Baricitinib, an oral Janus kinase (JAK) inhibitor, is now FDA-approved for the treatment of COVID-19 in hospitalized adults requiring supplemental oxygen, noninvasive or invasive mechanical ventilation, or extracorporeal membrane oxygenation (ECMO). It is also authorized for emergency use by the FDA for hospitalized pediatric patients between 2 and 18 years of age who require oxygen support. The approval of baricitinib is based on efficacy and safety data from the ACTT-2 and COV-BARRIER clinical trials. In ACTT-2, baricitinib plus remdesivir was superior to remdesivir alone in reducing recovery time, particularly in patients receiving high-flow oxygen or noninvasive ventilation (10 days vs 18 days; rate ratio for recovery, 1.51; 95% confidence interval (CI), 1.10 to 2.08). The 28-day mortality was 5.1% with baricitinib plus remdesivir and 7.8% with remdesivir alone (hazard ratio [HR] for death, 0.65; 95% CI, 0.39 to 1.09). The COV-BARRIER trial found that baricitinib, in addition to standard of care (SoC), was associated with reduced 28-day mortality in hospitalized adults with COVID-19 compared with SoC alone (8% vs 13%; HR, 0.57; 95% CI, 0.41 to 0.78; P= .0018). The 60-day all-cause mortality was 10% with baricitinib plus SoC versus 15% with SoC (P= .005).

References:
Baricitinib fact sheet for healthcare providers. May 2022. (https://www.fda.gov/media/143823/download).  Accessed 5.24.2022.

Baricitinib (Olumiant®) PI 2022 (https://pi.lilly.com/us/olumiant-uspi.pdf). Accessed 5.24.2022.

Bebtelovimab fact sheet for healthcare providers. May 2022. (https://www.fda.gov/media/156152/download).  Accessed 5.24.2022.

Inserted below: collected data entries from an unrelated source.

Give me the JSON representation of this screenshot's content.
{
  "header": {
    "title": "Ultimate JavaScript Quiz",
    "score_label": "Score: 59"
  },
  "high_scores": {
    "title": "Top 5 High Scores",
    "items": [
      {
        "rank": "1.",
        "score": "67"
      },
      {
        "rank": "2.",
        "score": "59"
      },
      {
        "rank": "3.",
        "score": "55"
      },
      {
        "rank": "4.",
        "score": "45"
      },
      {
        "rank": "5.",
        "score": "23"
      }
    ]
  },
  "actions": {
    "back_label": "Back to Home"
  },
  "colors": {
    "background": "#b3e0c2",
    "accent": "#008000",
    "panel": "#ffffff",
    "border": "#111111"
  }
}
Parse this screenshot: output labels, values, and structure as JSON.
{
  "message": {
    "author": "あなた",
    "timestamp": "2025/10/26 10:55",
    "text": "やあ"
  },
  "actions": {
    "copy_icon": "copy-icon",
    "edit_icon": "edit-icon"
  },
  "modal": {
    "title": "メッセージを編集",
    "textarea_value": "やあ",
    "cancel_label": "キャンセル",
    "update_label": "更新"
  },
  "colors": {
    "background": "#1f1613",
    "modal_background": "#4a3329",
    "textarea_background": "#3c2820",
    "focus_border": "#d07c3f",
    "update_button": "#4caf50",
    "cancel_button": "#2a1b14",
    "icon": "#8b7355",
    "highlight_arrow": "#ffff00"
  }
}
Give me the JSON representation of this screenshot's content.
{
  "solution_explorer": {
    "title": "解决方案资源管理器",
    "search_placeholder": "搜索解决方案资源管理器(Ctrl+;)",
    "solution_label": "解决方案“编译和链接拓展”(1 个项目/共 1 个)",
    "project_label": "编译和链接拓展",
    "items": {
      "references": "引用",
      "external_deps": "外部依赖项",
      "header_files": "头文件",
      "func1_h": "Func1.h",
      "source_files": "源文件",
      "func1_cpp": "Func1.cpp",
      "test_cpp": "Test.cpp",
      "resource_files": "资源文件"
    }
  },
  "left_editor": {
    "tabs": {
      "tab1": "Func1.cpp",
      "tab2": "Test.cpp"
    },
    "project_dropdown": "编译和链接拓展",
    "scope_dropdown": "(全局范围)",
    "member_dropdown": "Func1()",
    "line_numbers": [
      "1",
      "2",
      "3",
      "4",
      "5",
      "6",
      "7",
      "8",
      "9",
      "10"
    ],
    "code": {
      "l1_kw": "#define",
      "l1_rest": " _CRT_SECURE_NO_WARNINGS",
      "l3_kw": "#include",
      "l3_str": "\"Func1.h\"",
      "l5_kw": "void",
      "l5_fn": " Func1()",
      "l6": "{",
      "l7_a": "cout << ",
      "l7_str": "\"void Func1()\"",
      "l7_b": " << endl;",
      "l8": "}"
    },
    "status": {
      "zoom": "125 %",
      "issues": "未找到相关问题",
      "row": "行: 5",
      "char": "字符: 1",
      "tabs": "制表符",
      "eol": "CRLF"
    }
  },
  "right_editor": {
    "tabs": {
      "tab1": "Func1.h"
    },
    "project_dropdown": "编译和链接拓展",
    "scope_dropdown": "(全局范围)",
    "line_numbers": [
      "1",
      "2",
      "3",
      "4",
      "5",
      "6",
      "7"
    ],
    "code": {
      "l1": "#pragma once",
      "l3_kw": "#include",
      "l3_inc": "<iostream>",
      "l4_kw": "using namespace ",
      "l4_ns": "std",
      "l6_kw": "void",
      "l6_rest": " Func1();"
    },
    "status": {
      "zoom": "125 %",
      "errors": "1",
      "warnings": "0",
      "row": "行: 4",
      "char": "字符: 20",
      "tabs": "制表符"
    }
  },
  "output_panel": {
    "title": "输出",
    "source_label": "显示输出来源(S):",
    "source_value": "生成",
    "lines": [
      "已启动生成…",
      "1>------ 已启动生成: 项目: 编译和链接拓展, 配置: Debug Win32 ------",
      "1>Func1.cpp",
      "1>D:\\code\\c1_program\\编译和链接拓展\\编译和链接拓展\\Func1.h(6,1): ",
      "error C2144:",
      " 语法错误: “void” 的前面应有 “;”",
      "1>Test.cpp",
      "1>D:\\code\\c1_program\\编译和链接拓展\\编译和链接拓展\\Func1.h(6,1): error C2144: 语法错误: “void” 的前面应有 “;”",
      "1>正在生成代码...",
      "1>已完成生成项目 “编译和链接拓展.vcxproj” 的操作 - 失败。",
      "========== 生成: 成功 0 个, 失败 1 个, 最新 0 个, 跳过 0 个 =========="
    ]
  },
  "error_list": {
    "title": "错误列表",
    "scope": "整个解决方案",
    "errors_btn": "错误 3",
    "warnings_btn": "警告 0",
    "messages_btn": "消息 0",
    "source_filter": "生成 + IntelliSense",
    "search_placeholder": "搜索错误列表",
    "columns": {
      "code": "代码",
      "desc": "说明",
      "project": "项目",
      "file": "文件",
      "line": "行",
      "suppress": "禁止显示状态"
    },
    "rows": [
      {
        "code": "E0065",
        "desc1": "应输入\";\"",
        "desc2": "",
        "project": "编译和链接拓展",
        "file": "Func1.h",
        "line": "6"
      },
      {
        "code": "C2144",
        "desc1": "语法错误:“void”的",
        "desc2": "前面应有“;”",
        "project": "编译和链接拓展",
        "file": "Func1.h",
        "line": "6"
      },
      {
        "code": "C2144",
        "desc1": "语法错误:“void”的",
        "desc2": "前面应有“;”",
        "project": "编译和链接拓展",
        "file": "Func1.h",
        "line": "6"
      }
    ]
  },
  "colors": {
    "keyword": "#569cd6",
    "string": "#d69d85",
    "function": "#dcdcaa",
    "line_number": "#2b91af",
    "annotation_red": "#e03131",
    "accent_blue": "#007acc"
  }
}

Centers for Disease Control and Prevention (CDC). COVID data tracker. May 23, 2022. (https://covid.cdc.gov/covid-data-tracker/#variant-proportions). Accessed 5.24.2022.

Iketani S, et al. Antibody evasion properties of SARS-CoV-2 Omicron sublineages. Nature. 2022;604:553-556.

Kalil AC, et al. Baricitinib plus remdesivir for hospitalized adults with COVID-19. N Engl J Med. 2021;384:795-807.

Marconi VC, et al. Efficacy and safety of baricitinib for the treatment of hospitalised adults with COVID-19 (COV-BARRIER): a randomised, double-blind, parallel-group, placebo-controlled phase 3 trial. Lancet Resp Med. 2021;9:1407-1418.